I'm aware this is old, but I came across this problem as well, and figured I'd provide my findings.
TL;DR: It's possible, but incredibly difficult. You can't simply move symbols into their own sections. Relocations will bite you.
When the compiler generates machine code, it will generate slightly different instructions if the -ffunction-sections and -fdata-sections flags are, or are not, provided. This is due to assumptions the compiler is able to make about where symbols will be located. These assumptions change depending on the flags provided.
This is best illustrated by example. Take the following very simple code snippet:
int a, b;
int getAPlusB()
{
return a + b;
}
The following is the result of arm-none-eabi-objdump -xdr test.o:
arm-none-eabi-gcc -c -Os -mthumb -mcpu=cortexm3 -mlittle-endian -o test.o test.c:
SYMBOL TABLE:
00000000 g F .text 0000000c getAPlusB
00000004 g O .bss 00000004 b
00000000 g O .bss 00000004 a
Disassembly of section .text:
00000024 <getAPlusB>:
24: 4b01 ldr r3, [pc, #4] ; (2c <getAPlusB+0x8>)
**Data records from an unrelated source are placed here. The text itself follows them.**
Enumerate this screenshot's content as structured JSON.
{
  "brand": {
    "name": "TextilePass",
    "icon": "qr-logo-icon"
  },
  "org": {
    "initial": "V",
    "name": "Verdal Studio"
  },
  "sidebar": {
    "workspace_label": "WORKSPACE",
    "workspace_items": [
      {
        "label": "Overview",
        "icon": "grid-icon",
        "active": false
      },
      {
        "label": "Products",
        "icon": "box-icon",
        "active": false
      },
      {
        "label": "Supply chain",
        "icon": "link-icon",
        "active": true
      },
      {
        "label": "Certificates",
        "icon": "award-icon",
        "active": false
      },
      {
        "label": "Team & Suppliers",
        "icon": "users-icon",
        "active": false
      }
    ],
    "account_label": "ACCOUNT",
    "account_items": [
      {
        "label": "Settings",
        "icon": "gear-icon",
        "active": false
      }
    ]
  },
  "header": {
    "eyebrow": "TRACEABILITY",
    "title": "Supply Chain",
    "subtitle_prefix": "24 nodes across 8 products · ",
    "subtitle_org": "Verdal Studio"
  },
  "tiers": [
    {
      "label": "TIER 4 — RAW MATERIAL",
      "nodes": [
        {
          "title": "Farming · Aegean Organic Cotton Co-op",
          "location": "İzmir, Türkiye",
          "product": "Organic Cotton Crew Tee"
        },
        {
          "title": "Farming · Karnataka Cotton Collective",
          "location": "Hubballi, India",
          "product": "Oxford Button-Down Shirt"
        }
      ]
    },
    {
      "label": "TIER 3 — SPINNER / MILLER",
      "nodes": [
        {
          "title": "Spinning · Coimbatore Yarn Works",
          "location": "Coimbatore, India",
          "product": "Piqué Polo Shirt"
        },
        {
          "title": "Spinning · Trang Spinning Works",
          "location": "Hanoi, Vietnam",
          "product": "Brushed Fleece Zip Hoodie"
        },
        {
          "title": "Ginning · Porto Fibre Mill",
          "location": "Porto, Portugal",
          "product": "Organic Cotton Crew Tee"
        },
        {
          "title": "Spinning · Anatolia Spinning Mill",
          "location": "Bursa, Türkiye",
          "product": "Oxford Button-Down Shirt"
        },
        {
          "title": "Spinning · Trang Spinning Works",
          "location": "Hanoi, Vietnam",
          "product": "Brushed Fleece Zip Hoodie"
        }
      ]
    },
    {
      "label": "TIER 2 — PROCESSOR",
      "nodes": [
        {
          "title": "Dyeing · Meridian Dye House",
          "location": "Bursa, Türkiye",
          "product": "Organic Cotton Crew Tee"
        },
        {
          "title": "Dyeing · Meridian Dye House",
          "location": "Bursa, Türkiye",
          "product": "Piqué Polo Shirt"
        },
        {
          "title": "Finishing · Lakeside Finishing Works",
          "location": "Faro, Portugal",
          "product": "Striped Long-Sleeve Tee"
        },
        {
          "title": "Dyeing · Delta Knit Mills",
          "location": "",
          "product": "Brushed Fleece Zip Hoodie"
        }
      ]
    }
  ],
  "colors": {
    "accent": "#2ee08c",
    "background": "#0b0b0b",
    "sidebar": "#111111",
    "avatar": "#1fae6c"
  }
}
26: cb09 ldmia r3, {r0, r3}
28: 4418 add r0, r3
2a: 4770 bx lr
2c: 00000000 .word 0x00000000
2c: R_ARM_ABS32 .bss
arm-none-eabi-gcc -c -Os -ffunction-sections -fdata-sections \
-mthumb -mcpu=cortexm3 -mlittle-endian -o test.o test.c:
SYMBOL TABLE:
00000000 g F .text.getAPlusB 00000014 getAPlusB
00000000 g O .bss.b 00000004 b
00000000 g O .bss.a 00000004 a
Disassembly of section .text.getAPlusB:
00000000 <getAPlusB>:
0: 4b02 ldr r3, [pc, #8] ; (c <getAPlusB+0xc>)
2: 6818 ldr r0, [r3, #0]
4: 4b02 ldr r3, [pc, #8] ; (10 <getAPlusB+0x10>)
6: 681b ldr r3, [r3, #0]
8: 4418 add r0, r3
a: 4770 bx lr
...
c: R_ARM_ABS32 .bss.a
10: R_ARM_ABS32 .bss.b
The difference is subtle, but important. The flag enabled code performs two separate loads, while the disabled code performs a single "load multiple." The enabled code does this because it knows both symbols are contained in the same section, in a certain sequence. With the enabled code, this is not the case. The symbols are in two separate sections, and while it is likely they will keep their order and proximity, it is not guaranteed. What's more, if both sections are not referenced, the linker may decide one section is not used, and remove it.
Another example:
int a, b;
int getB()
{
return b;
}
And the generated code. First without the flags:
SYMBOL TABLE:
00000000 g F .text 0000000c getB
00000004 g O .bss 00000004 b
00000000 g O .bss 00000004 a
Disassembly of section .text:
00000018 <getB>:
18: 4b01 ldr r3, [pc, #4] ; (20 <getB+0x8>)
1a: 6858 ldr r0, [r3, #4]
1c: 4770 bx lr
1e: bf00 nop
20: 00000000 .word 0x00000000
20: R_ARM_ABS32 .bss
And with the flags:
SYMBOL TABLE:
00000000 g F .text.getB 00000014 getB
00000000 g O .bss.b 00000004 b
00000000 g O .bss.a 00000004 a
Disassembly of section .text.getB:
00000000 <getB>:
0: 4b01 ldr r3, [pc, #4] ; (8 <getB+0x8>)
2: 6818 ldr r0, [r3, #0]
4: 4770 bx lr
6: bf00 nop
8: 00000000 .word 0x00000000
8: R_ARM_ABS32 .bss.b
In this case, the difference is even more subtle. The enabled code loads with an offset of 0, while the disabled code uses 4. Since the disabled code references the beginning of the section, it needs to offset to the location of b. However the enabled code references the section which contains solely b, and therefore does not need an offset. If we were to split this and only change the relocation, the new code would contain a reference to the section a was in, but not b. This, again, could cause the linker to garbage collect the wrong section.
These were just two scenarios that I came across when looking at this problem, there may be more.
Producing valid object files functionally equivalent to code compiled with the -ffunction-sections and -fdata-sections flags would require parsing the machine instructions looking for these and any other relocation issues that could come up. This is not an easy task to accomplish.